I knew something was up when Sam’s coat rose
stiffly off his back, his ears and nostrils flaring.
A mountain lion had prefaced us hours earlier,
had climbed past the same outcroppings of granite,
had paused, like us, on edges of icy precipices,
to stare far below to the ski lift parking lot,
where colorful toy cars were aligned in rows,
and where beetle-sized skiers queued up for rides.
We followed the puma’s prints for more than a mile,
and so bent was I to my trail that I wholly forgot
to be mindful of other pleasures, other dangers:
for suddenly, above us, the mountainside we hugged
bellowed, buckled, loosened, a thousand tons of snow
that roared down upon us a white, cataclysmic fury—
we ran, and ran and ran—then stopped to cringe
behind a boat-shaped boulder that, like a huge wall,
broke the raging avalanche into twin Amazons of death.

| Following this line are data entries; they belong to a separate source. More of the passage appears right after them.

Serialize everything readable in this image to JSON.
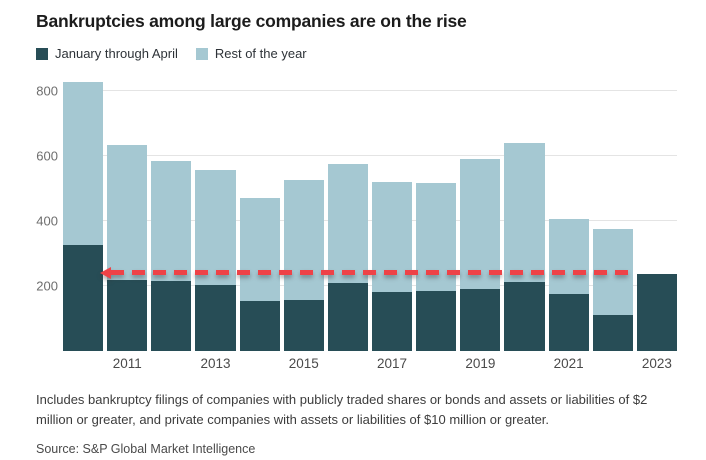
{
  "title": "Bankruptcies among large companies are on the rise",
  "legend": [
    {
      "label": "January through April",
      "color": "#274d56"
    },
    {
      "label": "Rest of the year",
      "color": "#a5c8d2"
    }
  ],
  "chart_data": {
    "type": "bar",
    "stacked": true,
    "title": "Bankruptcies among large companies are on the rise",
    "categories": [
      "2010",
      "2011",
      "2012",
      "2013",
      "2014",
      "2015",
      "2016",
      "2017",
      "2018",
      "2019",
      "2020",
      "2021",
      "2022",
      "2023"
    ],
    "series": [
      {
        "name": "January through April",
        "color": "#274d56",
        "values": [
          325,
          220,
          215,
          203,
          155,
          156,
          210,
          182,
          186,
          190,
          212,
          176,
          110,
          236
        ]
      },
      {
        "name": "Rest of the year",
        "color": "#a5c8d2",
        "values": [
          503,
          415,
          371,
          355,
          316,
          369,
          366,
          338,
          332,
          400,
          427,
          230,
          264,
          0
        ]
      }
    ],
    "totals": [
      828,
      635,
      586,
      558,
      471,
      525,
      576,
      520,
      518,
      590,
      639,
      406,
      374,
      236
    ],
    "x_tick_labels": [
      "2011",
      "2013",
      "2015",
      "2017",
      "2019",
      "2021",
      "2023"
    ],
    "y_ticks": [
      200,
      400,
      600,
      800
    ],
    "ylim": [
      0,
      840
    ],
    "grid": true,
    "legend_position": "top-left",
    "annotation": {
      "type": "dashed-arrow-left",
      "value": 240,
      "color": "#ee4247",
      "meaning": "2023 January-through-April level compared with prior years"
    }
  },
  "footnote": "Includes bankruptcy filings of companies with publicly traded shares or bonds and assets or liabilities of $2 million or greater, and private companies with assets or liabilities of $10 million or greater.",
  "source": "Source: S&P Global Market Intelligence"
}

Like two twigs trapped in the calm, unseeing eye
of a tornado, we stood transfixed as the mountain
shuddered free its oceanic cargo, its cosmic freight,
the noise so deafening it drowned out the dog’s howl.
My hand still holds that awful sound in its bones:
my hand's trembling even now; it is writing down
this poem, so that all of me flinches to remember
what I nearly surrendered one day in early March,
when I lost track of the wildness of the world.